Ms. Colby graduated from the Tufts University School of Medicine in with a masters’ degree in public health, where her master project focused on developing culturally appropriate social marketing messaging targeted toward problem gambling in Asian communities. She holds a bachelor’s degree in anthropology from Bowdoin College where her studies focused on cultural anthropology with a particular interest in Asian studies.

Katrina Brink

specialist consultant

Katrina brings over 20 years of experience in the nonprofit, academic and philanthropic sectors. Specializing in facilitative leadership practices and data-informed strategies, her thoughtful and people-centered approach drives her work with dynamic and collaborative social impact initiatives.

Katrina builds stakeholder teams to plan and implement innovative, civically-engaged, constituent-centered ‘Cradle to Career’ initiatives. She works at the neighborhood, city, regional, state and national levels to implement collective action strategies in the context of schools, non profit organizations, institutions, and place-based initiatives.

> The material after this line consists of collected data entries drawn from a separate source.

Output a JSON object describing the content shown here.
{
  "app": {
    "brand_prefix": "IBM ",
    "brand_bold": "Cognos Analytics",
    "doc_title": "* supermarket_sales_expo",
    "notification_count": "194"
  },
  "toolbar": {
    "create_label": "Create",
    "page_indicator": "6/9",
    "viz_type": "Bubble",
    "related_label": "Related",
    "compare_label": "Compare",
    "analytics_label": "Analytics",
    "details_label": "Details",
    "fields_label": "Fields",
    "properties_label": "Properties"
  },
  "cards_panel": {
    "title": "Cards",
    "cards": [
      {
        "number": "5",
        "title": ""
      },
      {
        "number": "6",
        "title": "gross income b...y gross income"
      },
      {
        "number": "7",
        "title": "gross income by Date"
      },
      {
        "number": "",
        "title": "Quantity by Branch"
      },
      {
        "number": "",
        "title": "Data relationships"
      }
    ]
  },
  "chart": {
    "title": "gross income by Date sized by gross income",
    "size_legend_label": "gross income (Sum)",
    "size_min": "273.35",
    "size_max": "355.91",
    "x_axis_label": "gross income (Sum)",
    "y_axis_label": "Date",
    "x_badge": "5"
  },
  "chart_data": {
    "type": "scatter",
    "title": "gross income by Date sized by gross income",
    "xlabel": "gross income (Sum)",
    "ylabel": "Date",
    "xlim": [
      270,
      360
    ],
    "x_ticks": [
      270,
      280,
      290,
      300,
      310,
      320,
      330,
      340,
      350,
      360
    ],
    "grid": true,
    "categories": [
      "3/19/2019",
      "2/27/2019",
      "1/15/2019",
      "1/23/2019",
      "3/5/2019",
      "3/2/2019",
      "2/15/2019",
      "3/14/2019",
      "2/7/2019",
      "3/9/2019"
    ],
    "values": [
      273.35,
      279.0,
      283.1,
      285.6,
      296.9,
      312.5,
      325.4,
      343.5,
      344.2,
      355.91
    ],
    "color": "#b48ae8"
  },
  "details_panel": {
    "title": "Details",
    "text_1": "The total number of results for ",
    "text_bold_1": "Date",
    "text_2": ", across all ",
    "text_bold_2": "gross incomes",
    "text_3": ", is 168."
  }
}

Katrina led successful projects in program development, evaluation, and research with the YMCA of Greater Boston, Boston Teachers Union, Project Hope, the Dudley Street Neighborhood Initiative, Boston Public Schools, the National Institute on Out-of-School Time at Wellesley College, the Youth Affairs Network of Queensland, Tufts University, Stuart Foundation and the John W. Gardner Center for Youth and their Communities at Stanford University. In 2018, along with other school, district, city, and nonprofit leaders, Katrina launched the Boston Hub Schools Consortium which marked a formalized and shared commitment for deepening, strengthening and sustaining community school strategies to accelerate student success and as a key lever for community development in Boston. 

Katrina graduated from the University of Wisconsin Madison with a Bachelor of Arts in Comparative Literature (English and Spanish), she received her M.Phil. in Sociology of Education from the University of Queensland, Australia. Her facilitation practice was shaped by leadership development training from Coro of Northern California and the Institute for Interactive Social Change. She lives in the Jamaica Plain neighborhood in Boston, MA.